Tipe Kontrol Diri (skripsi dan tesis)

Menurut Block dan Block (dalam Zulkarnain, 2002), ada tiga jenis kualitas kontrol diri, yaitu:
  1. Over Control
Kontrol diri yang dilakukan oleh individu secara berlebihan yang menyebabkan individu banyak menahan diri dalam bereaksi terhadap stimulus.
  1. Under Control
Suatu kecenderungan individu untuk melepaskan impuls dengan bebas tanpa perhitungan yang masak.
  1. Appropriate Control
Kontrol individu dalam upaya mengendalikan impuls secara tepat.

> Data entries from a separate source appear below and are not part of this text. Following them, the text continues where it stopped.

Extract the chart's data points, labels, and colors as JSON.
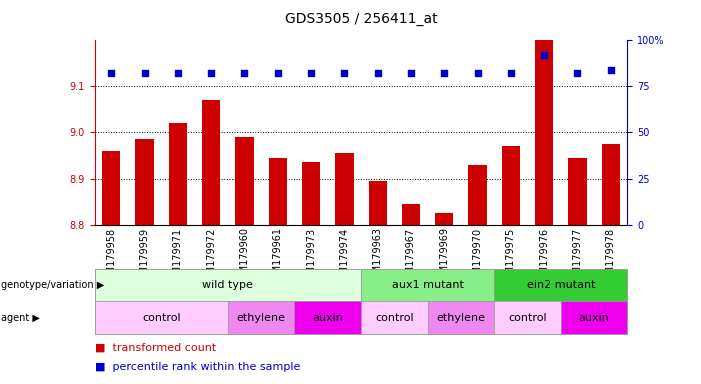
{
  "title": "GDS3505 / 256411_at",
  "samples": [
    "GSM179958",
    "GSM179959",
    "GSM179971",
    "GSM179972",
    "GSM179960",
    "GSM179961",
    "GSM179973",
    "GSM179974",
    "GSM179963",
    "GSM179967",
    "GSM179969",
    "GSM179970",
    "GSM179975",
    "GSM179976",
    "GSM179977",
    "GSM179978"
  ],
  "bar_values": [
    8.96,
    8.985,
    9.02,
    9.07,
    8.99,
    8.945,
    8.935,
    8.955,
    8.895,
    8.845,
    8.825,
    8.93,
    8.97,
    9.2,
    8.945,
    8.975
  ],
  "percentile_values": [
    82,
    82,
    82,
    82,
    82,
    82,
    82,
    82,
    82,
    82,
    82,
    82,
    82,
    92,
    82,
    84
  ],
  "bar_color": "#cc0000",
  "percentile_color": "#0000cc",
  "ymin": 8.8,
  "ymax": 9.2,
  "y_ticks": [
    8.8,
    8.9,
    9.0,
    9.1
  ],
  "y2min": 0,
  "y2max": 100,
  "y2_ticks": [
    0,
    25,
    50,
    75,
    100
  ],
  "genotype_groups": [
    {
      "label": "wild type",
      "start": 0,
      "end": 8,
      "color": "#ddffdd"
    },
    {
      "label": "aux1 mutant",
      "start": 8,
      "end": 12,
      "color": "#88ee88"
    },
    {
      "label": "ein2 mutant",
      "start": 12,
      "end": 16,
      "color": "#33cc33"
    }
  ],
  "agent_groups": [
    {
      "label": "control",
      "start": 0,
      "end": 4,
      "color": "#ffccff"
    },
    {
      "label": "ethylene",
      "start": 4,
      "end": 6,
      "color": "#ee88ee"
    },
    {
      "label": "auxin",
      "start": 6,
      "end": 8,
      "color": "#ee00ee"
    },
    {
      "label": "control",
      "start": 8,
      "end": 10,
      "color": "#ffccff"
    },
    {
      "label": "ethylene",
      "start": 10,
      "end": 12,
      "color": "#ee88ee"
    },
    {
      "label": "control",
      "start": 12,
      "end": 14,
      "color": "#ffccff"
    },
    {
      "label": "auxin",
      "start": 14,
      "end": 16,
      "color": "#ee00ee"
    }
  ],
  "legend_items": [
    {
      "label": "transformed count",
      "color": "#cc0000"
    },
    {
      "label": "percentile rank within the sample",
      "color": "#0000cc"
    }
  ],
  "background_color": "#ffffff",
  "title_fontsize": 10,
  "tick_fontsize": 7,
  "bar_label_fontsize": 7,
  "row_fontsize": 8,
  "legend_fontsize": 8
}
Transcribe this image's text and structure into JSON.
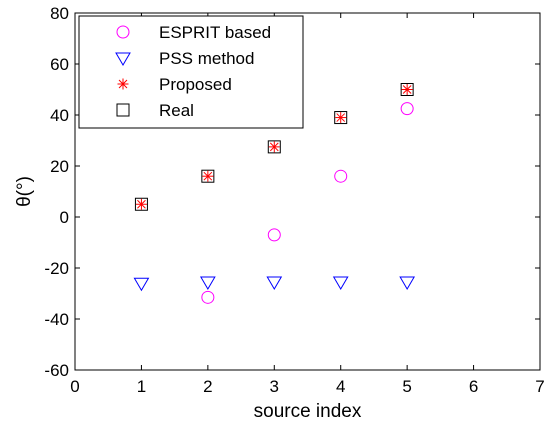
{
  "chart_data": {
    "type": "scatter",
    "xlabel": "source index",
    "ylabel": "θ(°)",
    "xlim": [
      0,
      7
    ],
    "ylim": [
      -60,
      80
    ],
    "xticks": [
      0,
      1,
      2,
      3,
      4,
      5,
      6,
      7
    ],
    "yticks": [
      -60,
      -40,
      -20,
      0,
      20,
      40,
      60,
      80
    ],
    "grid": false,
    "legend_position": "top-left",
    "series": [
      {
        "name": "ESPRIT based",
        "marker": "circle",
        "color": "#ff00ff",
        "x": [
          2,
          3,
          4,
          5
        ],
        "y": [
          -31.5,
          -7,
          16,
          42.5
        ]
      },
      {
        "name": "PSS method",
        "marker": "triangle-down",
        "color": "#0000ff",
        "x": [
          1,
          2,
          3,
          4,
          5
        ],
        "y": [
          -26,
          -25.5,
          -25.5,
          -25.5,
          -25.5
        ]
      },
      {
        "name": "Proposed",
        "marker": "asterisk",
        "color": "#ff0000",
        "x": [
          1,
          2,
          3,
          4,
          5
        ],
        "y": [
          5,
          16,
          27.5,
          39,
          50
        ]
      },
      {
        "name": "Real",
        "marker": "square",
        "color": "#000000",
        "x": [
          1,
          2,
          3,
          4,
          5
        ],
        "y": [
          5,
          16,
          27.5,
          39,
          50
        ]
      }
    ]
  }
}
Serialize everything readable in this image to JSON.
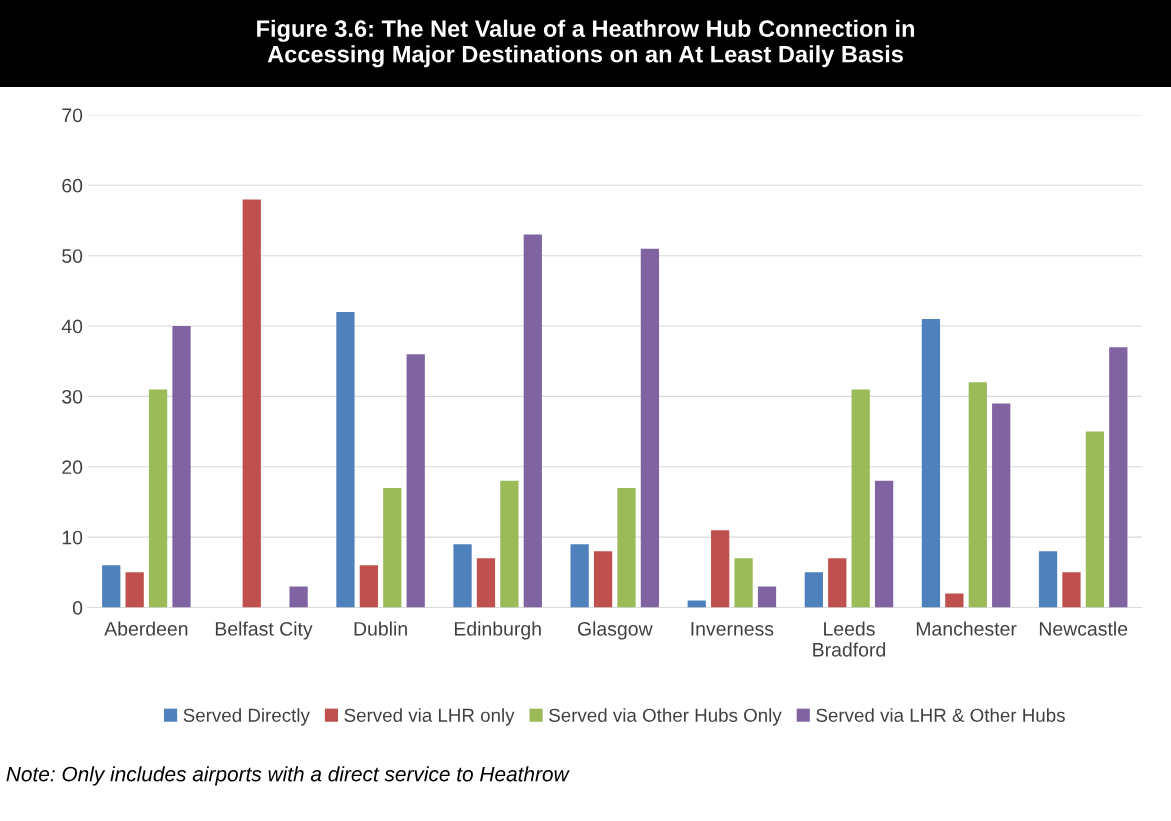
{
  "chart_data": {
    "type": "bar",
    "title": "Figure 3.6: The Net Value of a Heathrow Hub Connection in\nAccessing Major Destinations on an At Least Daily Basis",
    "categories": [
      "Aberdeen",
      "Belfast City",
      "Dublin",
      "Edinburgh",
      "Glasgow",
      "Inverness",
      "Leeds\nBradford",
      "Manchester",
      "Newcastle"
    ],
    "series": [
      {
        "name": "Served Directly",
        "color": "#4f81bd",
        "values": [
          6,
          0,
          42,
          9,
          9,
          1,
          5,
          41,
          8
        ]
      },
      {
        "name": "Served via LHR only",
        "color": "#c0504d",
        "values": [
          5,
          58,
          6,
          7,
          8,
          11,
          7,
          2,
          5
        ]
      },
      {
        "name": "Served via Other Hubs Only",
        "color": "#9bbb59",
        "values": [
          31,
          0,
          17,
          18,
          17,
          7,
          31,
          32,
          25
        ]
      },
      {
        "name": "Served via LHR & Other Hubs",
        "color": "#8064a2",
        "values": [
          40,
          3,
          36,
          53,
          51,
          3,
          18,
          29,
          37
        ]
      }
    ],
    "ylim": [
      0,
      70
    ],
    "yticks": [
      0,
      10,
      20,
      30,
      40,
      50,
      60,
      70
    ],
    "grid": "y",
    "legend": "bottom",
    "annotations": [
      "Note: Only includes airports with a direct service to Heathrow"
    ]
  }
}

Sarafino (1998) mengemukakan jenis-jenis kontrol diri yang digunakan individu ketika menghadapi stimulus :
  1. Behavioral Control
kemampuan untuk mengambil tindakan konkrit untuk mengurangi akibat dari stresor. Tindakan ini dapat berupa pengurangan intensitas kejadian atau memperpendek durasi kejadian.
  1. Cognitive Control
Kemampuan untuk menggunakan proses berpikir atau strategi untuk memodifikasi akibat dari stresor. Strategi dapat berupa penggunaan cara yang berbeda dalam memikirkan kejadian tersebut atau memfokuskan pada pemikiran yang menyenangkan atau netral
  1. Declaration Control
Kesempatan untuk memilih antara prosedur alternatif atau tindakan yang dilakukan.
  1. Informational Control
Kesempatan untuk mendapatkan pengetahuan mengenai kejadian yang menekan, kapan akan terjadi, mengapa dan apa konsekuensinya.

  1. Retrospective Control
Menyinggung kepercayaan mengenai apa atau siapa yang menekan setelah kejadian tersebut terjadi.